4 mars 2015

Mercredi 3 mars 1915

Louis Pergaud écrit à son épouse :


   "J'ai profité de mon après-midi d'hier, pour aller faire une petite visite à mon collègue et ami Raveton, au village voisin, où se rendaient les vaguemestres. Il faisait un temps à ne pas mettre un Boche dehors : bourrasques de pluie et de neige, coups de vent, et tout ce qui caractérise les heures troubles d'avant-printemps. Malgré cela, ce ne fut pas pénible ! J'avais mon caoutchouc, et je pouvais me f... de la neige et du vent.

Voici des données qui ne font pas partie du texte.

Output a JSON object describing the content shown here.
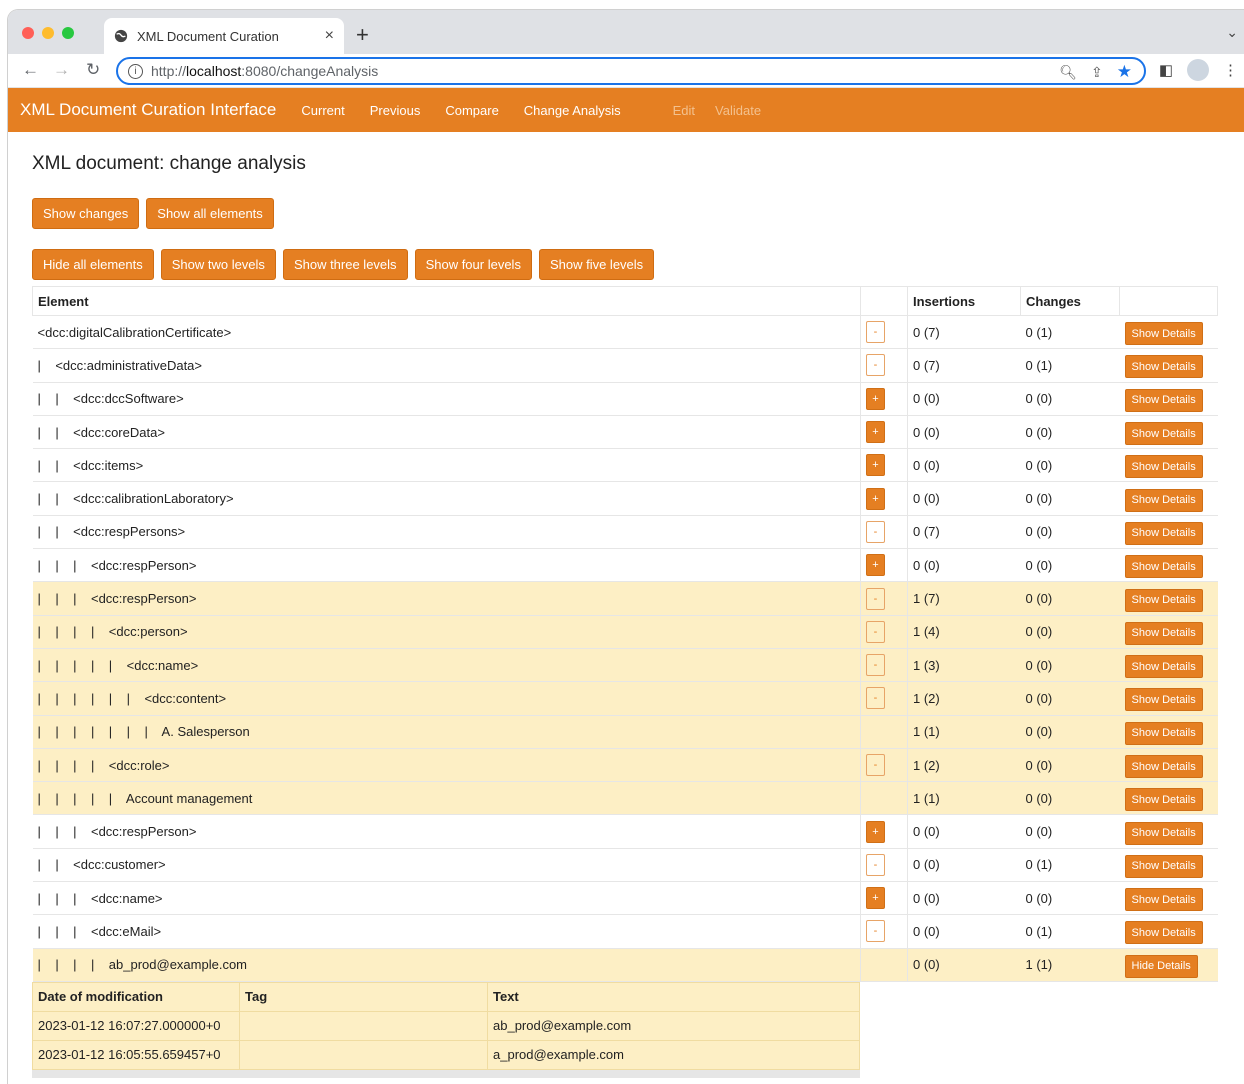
{
  "browser": {
    "tab_title": "XML Document Curation",
    "close_label": "×",
    "new_tab_label": "+",
    "url_prefix": "http://",
    "url_host": "localhost",
    "url_path": ":8080/changeAnalysis"
  },
  "app": {
    "brand": "XML Document Curation Interface",
    "nav": [
      "Current",
      "Previous",
      "Compare",
      "Change Analysis",
      "Edit",
      "Validate"
    ],
    "accent": "#e57f22"
  },
  "page": {
    "title": "XML document: change analysis",
    "buttons_row1": [
      "Show changes",
      "Show all elements"
    ],
    "buttons_row2": [
      "Hide all elements",
      "Show two levels",
      "Show three levels",
      "Show four levels",
      "Show five levels"
    ]
  },
  "table": {
    "headers": [
      "Element",
      "",
      "Insertions",
      "Changes",
      ""
    ],
    "rows": [
      {
        "element": "<dcc:digitalCalibrationCertificate>",
        "toggle": "-",
        "insertions": "0 (7)",
        "changes": "0 (1)",
        "action": "Show Details",
        "highlight": false
      },
      {
        "element": "|    <dcc:administrativeData>",
        "toggle": "-",
        "insertions": "0 (7)",
        "changes": "0 (1)",
        "action": "Show Details",
        "highlight": false
      },
      {
        "element": "|    |    <dcc:dccSoftware>",
        "toggle": "+",
        "insertions": "0 (0)",
        "changes": "0 (0)",
        "action": "Show Details",
        "highlight": false
      },
      {
        "element": "|    |    <dcc:coreData>",
        "toggle": "+",
        "insertions": "0 (0)",
        "changes": "0 (0)",
        "action": "Show Details",
        "highlight": false
      },
      {
        "element": "|    |    <dcc:items>",
        "toggle": "+",
        "insertions": "0 (0)",
        "changes": "0 (0)",
        "action": "Show Details",
        "highlight": false
      },
      {
        "element": "|    |    <dcc:calibrationLaboratory>",
        "toggle": "+",
        "insertions": "0 (0)",
        "changes": "0 (0)",
        "action": "Show Details",
        "highlight": false
      },
      {
        "element": "|    |    <dcc:respPersons>",
        "toggle": "-",
        "insertions": "0 (7)",
        "changes": "0 (0)",
        "action": "Show Details",
        "highlight": false
      },
      {
        "element": "|    |    |    <dcc:respPerson>",
        "toggle": "+",
        "insertions": "0 (0)",
        "changes": "0 (0)",
        "action": "Show Details",
        "highlight": false
      },
      {
        "element": "|    |    |    <dcc:respPerson>",
        "toggle": "-",
        "insertions": "1 (7)",
        "changes": "0 (0)",
        "action": "Show Details",
        "highlight": true
      },
      {
        "element": "|    |    |    |    <dcc:person>",
        "toggle": "-",
        "insertions": "1 (4)",
        "changes": "0 (0)",
        "action": "Show Details",
        "highlight": true
      },
      {
        "element": "|    |    |    |    |    <dcc:name>",
        "toggle": "-",
        "insertions": "1 (3)",
        "changes": "0 (0)",
        "action": "Show Details",
        "highlight": true
      },
      {
        "element": "|    |    |    |    |    |    <dcc:content>",
        "toggle": "-",
        "insertions": "1 (2)",
        "changes": "0 (0)",
        "action": "Show Details",
        "highlight": true
      },
      {
        "element": "|    |    |    |    |    |    |    A. Salesperson",
        "toggle": "",
        "insertions": "1 (1)",
        "changes": "0 (0)",
        "action": "Show Details",
        "highlight": true
      },
      {
        "element": "|    |    |    |    <dcc:role>",
        "toggle": "-",
        "insertions": "1 (2)",
        "changes": "0 (0)",
        "action": "Show Details",
        "highlight": true
      },
      {
        "element": "|    |    |    |    |    Account management",
        "toggle": "",
        "insertions": "1 (1)",
        "changes": "0 (0)",
        "action": "Show Details",
        "highlight": true
      },
      {
        "element": "|    |    |    <dcc:respPerson>",
        "toggle": "+",
        "insertions": "0 (0)",
        "changes": "0 (0)",
        "action": "Show Details",
        "highlight": false
      },
      {
        "element": "|    |    <dcc:customer>",
        "toggle": "-",
        "insertions": "0 (0)",
        "changes": "0 (1)",
        "action": "Show Details",
        "highlight": false
      },
      {
        "element": "|    |    |    <dcc:name>",
        "toggle": "+",
        "insertions": "0 (0)",
        "changes": "0 (0)",
        "action": "Show Details",
        "highlight": false
      },
      {
        "element": "|    |    |    <dcc:eMail>",
        "toggle": "-",
        "insertions": "0 (0)",
        "changes": "0 (1)",
        "action": "Show Details",
        "highlight": false
      },
      {
        "element": "|    |    |    |    ab_prod@example.com",
        "toggle": "",
        "insertions": "0 (0)",
        "changes": "1 (1)",
        "action": "Hide Details",
        "highlight": true
      }
    ]
  },
  "details": {
    "headers": [
      "Date of modification",
      "Tag",
      "Text"
    ],
    "rows": [
      [
        "2023-01-12 16:07:27.000000+0",
        "",
        "ab_prod@example.com"
      ],
      [
        "2023-01-12 16:05:55.659457+0",
        "",
        "a_prod@example.com"
      ]
    ]
  }
}
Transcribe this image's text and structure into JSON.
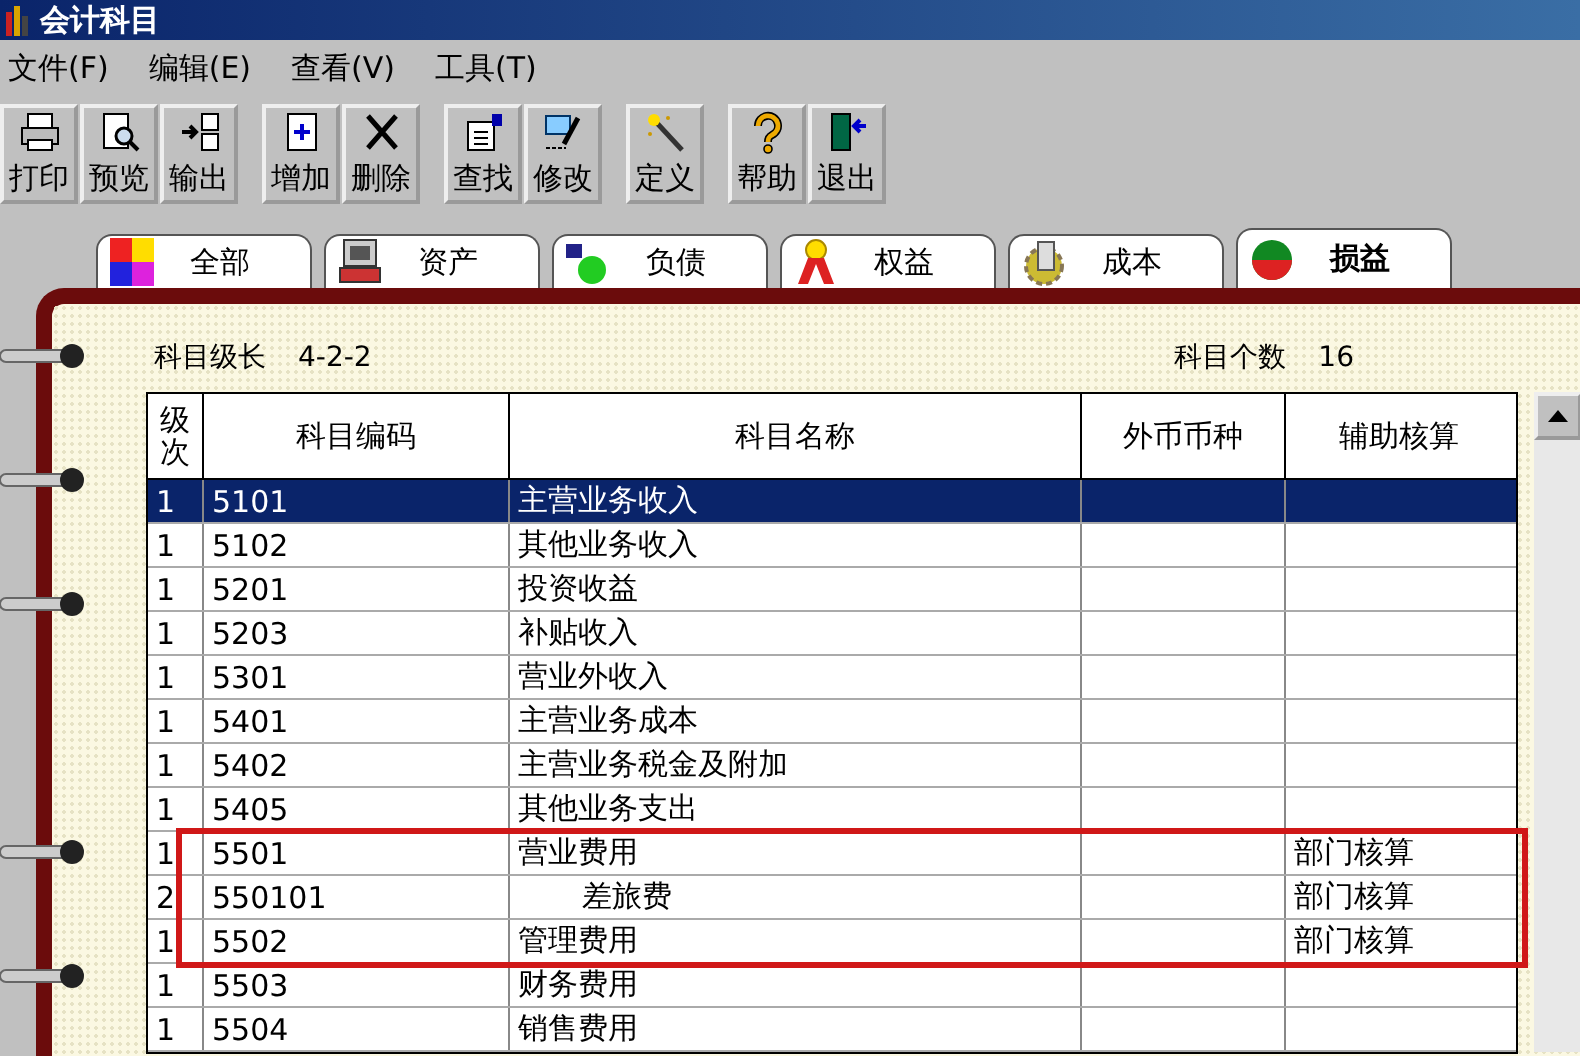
{
  "window": {
    "title": "会计科目"
  },
  "menu": [
    "文件(F)",
    "编辑(E)",
    "查看(V)",
    "工具(T)"
  ],
  "toolbar": [
    {
      "buttons": [
        {
          "label": "打印",
          "kind": "print"
        },
        {
          "label": "预览",
          "kind": "preview"
        },
        {
          "label": "输出",
          "kind": "export"
        }
      ]
    },
    {
      "buttons": [
        {
          "label": "增加",
          "kind": "add"
        },
        {
          "label": "删除",
          "kind": "delete"
        }
      ]
    },
    {
      "buttons": [
        {
          "label": "查找",
          "kind": "find"
        },
        {
          "label": "修改",
          "kind": "edit"
        }
      ]
    },
    {
      "buttons": [
        {
          "label": "定义",
          "kind": "define"
        }
      ]
    },
    {
      "buttons": [
        {
          "label": "帮助",
          "kind": "help"
        },
        {
          "label": "退出",
          "kind": "exit"
        }
      ]
    }
  ],
  "tabs": [
    {
      "label": "全部",
      "kind": "all",
      "selected": false
    },
    {
      "label": "资产",
      "kind": "asset",
      "selected": false
    },
    {
      "label": "负债",
      "kind": "liability",
      "selected": false
    },
    {
      "label": "权益",
      "kind": "equity",
      "selected": false
    },
    {
      "label": "成本",
      "kind": "cost",
      "selected": false
    },
    {
      "label": "损益",
      "kind": "profit",
      "selected": true
    }
  ],
  "info": {
    "level_label": "科目级长",
    "level_value": "4-2-2",
    "count_label": "科目个数",
    "count_value": "16"
  },
  "table": {
    "columns": [
      "级次",
      "科目编码",
      "科目名称",
      "外币币种",
      "辅助核算"
    ],
    "rows": [
      {
        "level": "1",
        "code": "5101",
        "name": "主营业务收入",
        "selected": true,
        "highlighted": false
      },
      {
        "level": "1",
        "code": "5102",
        "name": "其他业务收入",
        "selected": false,
        "highlighted": false
      },
      {
        "level": "1",
        "code": "5201",
        "name": "投资收益",
        "selected": false,
        "highlighted": false
      },
      {
        "level": "1",
        "code": "5203",
        "name": "补贴收入",
        "selected": false,
        "highlighted": false
      },
      {
        "level": "1",
        "code": "5301",
        "name": "营业外收入",
        "selected": false,
        "highlighted": false
      },
      {
        "level": "1",
        "code": "5401",
        "name": "主营业务成本",
        "selected": false,
        "highlighted": false
      },
      {
        "level": "1",
        "code": "5402",
        "name": "主营业务税金及附加",
        "selected": false,
        "highlighted": false
      },
      {
        "level": "1",
        "code": "5405",
        "name": "其他业务支出",
        "selected": false,
        "highlighted": false
      },
      {
        "level": "1",
        "code": "5501",
        "name": "营业费用",
        "auxiliary": "部门核算",
        "selected": false,
        "highlighted": true,
        "children": [
          {
            "level": "2",
            "code": "550101",
            "name": "差旅费",
            "auxiliary": "部门核算",
            "selected": false,
            "highlighted": true
          }
        ]
      },
      {
        "level": "1",
        "code": "5502",
        "name": "管理费用",
        "auxiliary": "部门核算",
        "selected": false,
        "highlighted": true
      },
      {
        "level": "1",
        "code": "5503",
        "name": "财务费用",
        "selected": false,
        "highlighted": false
      },
      {
        "level": "1",
        "code": "5504",
        "name": "销售费用",
        "selected": false,
        "highlighted": false
      }
    ]
  }
}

   La campagne ne reverdit pas vite tout de même ; c'est encore gris, avec des raies d'eau qui zèbrent les champs de lames d'argent ; les arbres non plus ne se pressent pas de bourgeonner, mais les oiseaux commencent à revenir ; il y a déjà des pinsons jolis comme des amours, quelques chardonnerets, et des bandes d'alouettes et de verdiers. Enfin, on commence à trouver des pissenlits et, presque tous les soirs, l'ordinaire s'enrichit d'une plantureuse salade dont on se pourlèche les badigoinces, comme disait feu Rabelais.

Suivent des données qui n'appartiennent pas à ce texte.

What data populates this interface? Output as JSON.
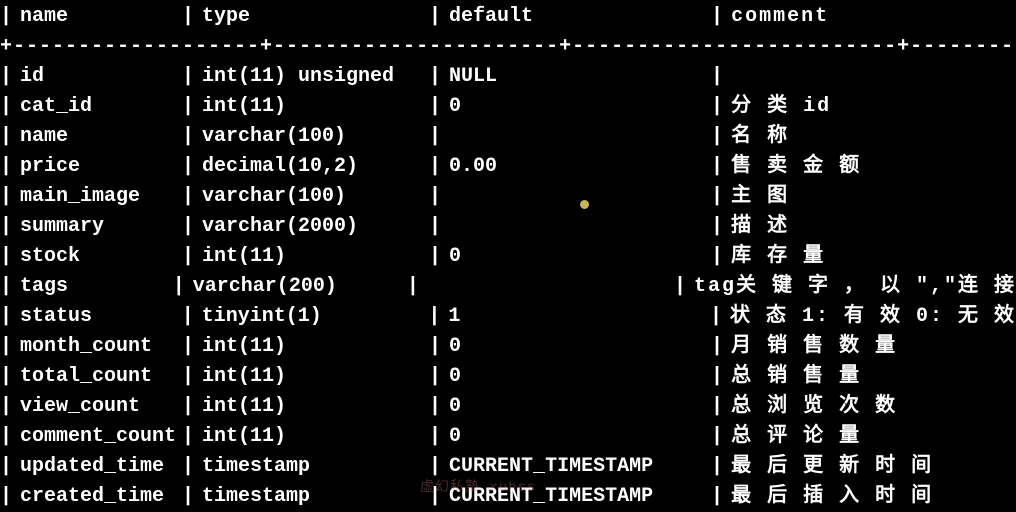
{
  "headers": {
    "name": "name",
    "type": "type",
    "default": "default",
    "comment": "comment"
  },
  "separator": "+-------------------+----------------------+-------------------------+---------------------------------",
  "rows": [
    {
      "name": "id",
      "type": "int(11) unsigned",
      "default": "NULL",
      "comment": ""
    },
    {
      "name": "cat_id",
      "type": "int(11)",
      "default": "0",
      "comment": "分 类 id"
    },
    {
      "name": "name",
      "type": "varchar(100)",
      "default": "",
      "comment": "名 称"
    },
    {
      "name": "price",
      "type": "decimal(10,2)",
      "default": "0.00",
      "comment": "售 卖 金 额"
    },
    {
      "name": "main_image",
      "type": "varchar(100)",
      "default": "",
      "comment": "主 图"
    },
    {
      "name": "summary",
      "type": "varchar(2000)",
      "default": "",
      "comment": "描 述"
    },
    {
      "name": "stock",
      "type": "int(11)",
      "default": "0",
      "comment": "库 存 量"
    },
    {
      "name": "tags",
      "type": "varchar(200)",
      "default": "",
      "comment": "tag关 键 字 ， 以 \",\"连 接"
    },
    {
      "name": "status",
      "type": "tinyint(1)",
      "default": "1",
      "comment": "状 态 1: 有 效 0: 无 效"
    },
    {
      "name": "month_count",
      "type": "int(11)",
      "default": "0",
      "comment": "月 销 售 数 量"
    },
    {
      "name": "total_count",
      "type": "int(11)",
      "default": "0",
      "comment": "总 销 售 量"
    },
    {
      "name": "view_count",
      "type": "int(11)",
      "default": "0",
      "comment": "总 浏 览 次 数"
    },
    {
      "name": "comment_count",
      "type": "int(11)",
      "default": "0",
      "comment": "总 评 论 量"
    },
    {
      "name": "updated_time",
      "type": "timestamp",
      "default": "CURRENT_TIMESTAMP",
      "comment": "最 后 更 新 时 间"
    },
    {
      "name": "created_time",
      "type": "timestamp",
      "default": "CURRENT_TIMESTAMP",
      "comment": "最 后 插 入 时 间"
    }
  ],
  "watermark": "虚幻私塾 xuhss"
}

   Hier soir encore, comme je te l'avais dit, je crois, je suis allé dîner avec les officiers d'artillerie.
   La soirée a été fertile en anecdotes plaisantes et, quand nous sommes sortis à dix heures, il faisait un magnifique clair de lune dont nous avons profité, Moro et moi, pour faire une balade sur la route gelée. Nous avons beaucoup parlé de Paris et de ceux que nous connaissons, de nos relations réciproques.

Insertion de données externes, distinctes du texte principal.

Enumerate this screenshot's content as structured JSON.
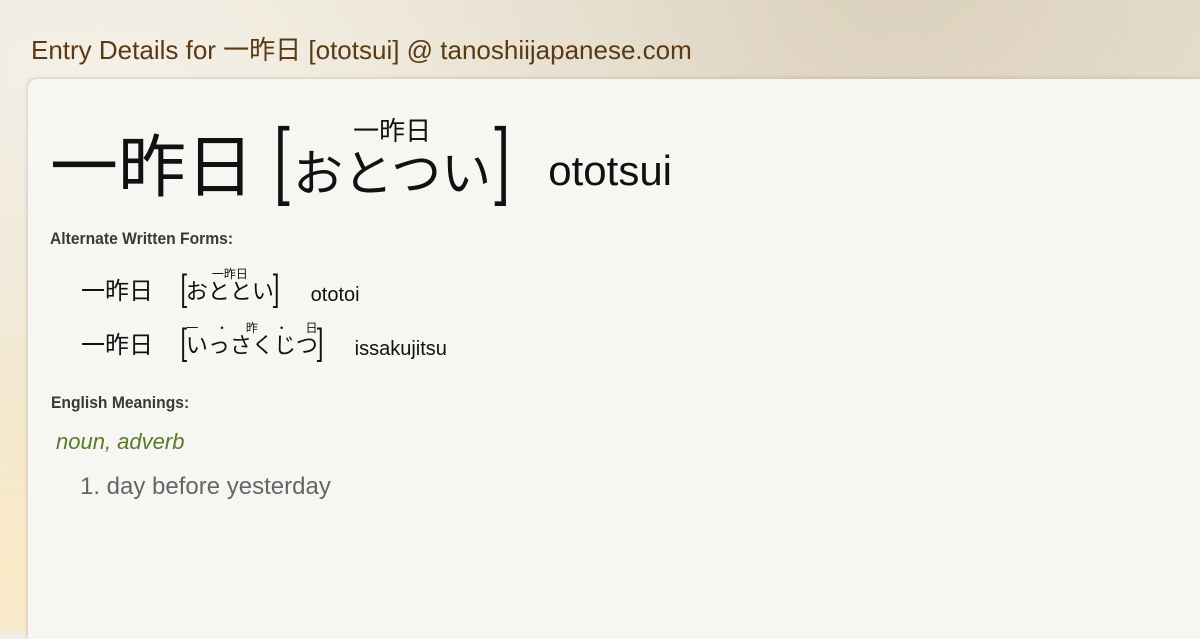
{
  "site_title": "Entry Details for 一昨日 [ototsui] @ tanoshiijapanese.com",
  "entry": {
    "kanji": "一昨日",
    "furigana": "一昨日",
    "kana": "おとつい",
    "romaji": "ototsui",
    "bracket_open": "[",
    "bracket_close": "]"
  },
  "alternate_forms": {
    "label": "Alternate Written Forms:",
    "items": [
      {
        "kanji": "一昨日",
        "furigana": "一昨日",
        "kana": "おととい",
        "romaji": "ototoi"
      },
      {
        "kanji": "一昨日",
        "furigana": "一 ・ 昨 ・ 日",
        "kana": "いっさくじつ",
        "romaji": "issakujitsu"
      }
    ]
  },
  "meanings": {
    "label": "English Meanings:",
    "part_of_speech": "noun, adverb",
    "definitions": [
      "1. day before yesterday"
    ]
  }
}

   Le jeune Desthieux lui a écrit ces jours derniers ; Il y avait pour moi quelque chose de charmant. Avant tout, il priait Moro d'insister auprès de son père, pour qu'il ne permît pas qu'une "existence aussi précieuse que la mienne"  fut exposée comme elle l'avait été déjà. L'estime et l'admiration qu'il a pour mon talent est véritablement touchante, et cette sollicitude à mon égard ne l'est pas moins. Aussi, vais-je lui écrire de nouveau en l'assurant qu'il peut compter sur mon expérience et mon affection d'aîné, pour guider ses pas dans le marécage littéraire.
   Il se faut entr'aider, c'est la loi de nature, et j'espère ne pas faillir à ce devoir de reconnaissance.
   Vous voyez, mon cher petit, que tout se présente pour le mieux du monde pour calmer vos inquiétudes et vous tranquilliser ; même si je revenais momentanément comme officier dans une compagnie on veillera sur moi et il serait bien absurde que les Destins qui semblent me protéger avec tant de zèle ne persistent pas.
   En attendant, je me repose et autant qu'on peut être heureux dans cette existence de troupier en campagne, je le suis. Je lis et je dors, j'ai des camarades de l'esprit le plus distingué et le plus fin ; il ne me manque vraiment que votre présence, mon cher amour. Bien souvent quand mes yeux courent le long des lignes votre chère image vient s'interposer devant mes yeux et les mots dansent parce que le souvenir de notre bonheur passé me tourmente jusqu'au fond le plus intime de ma chair et de mon coeur."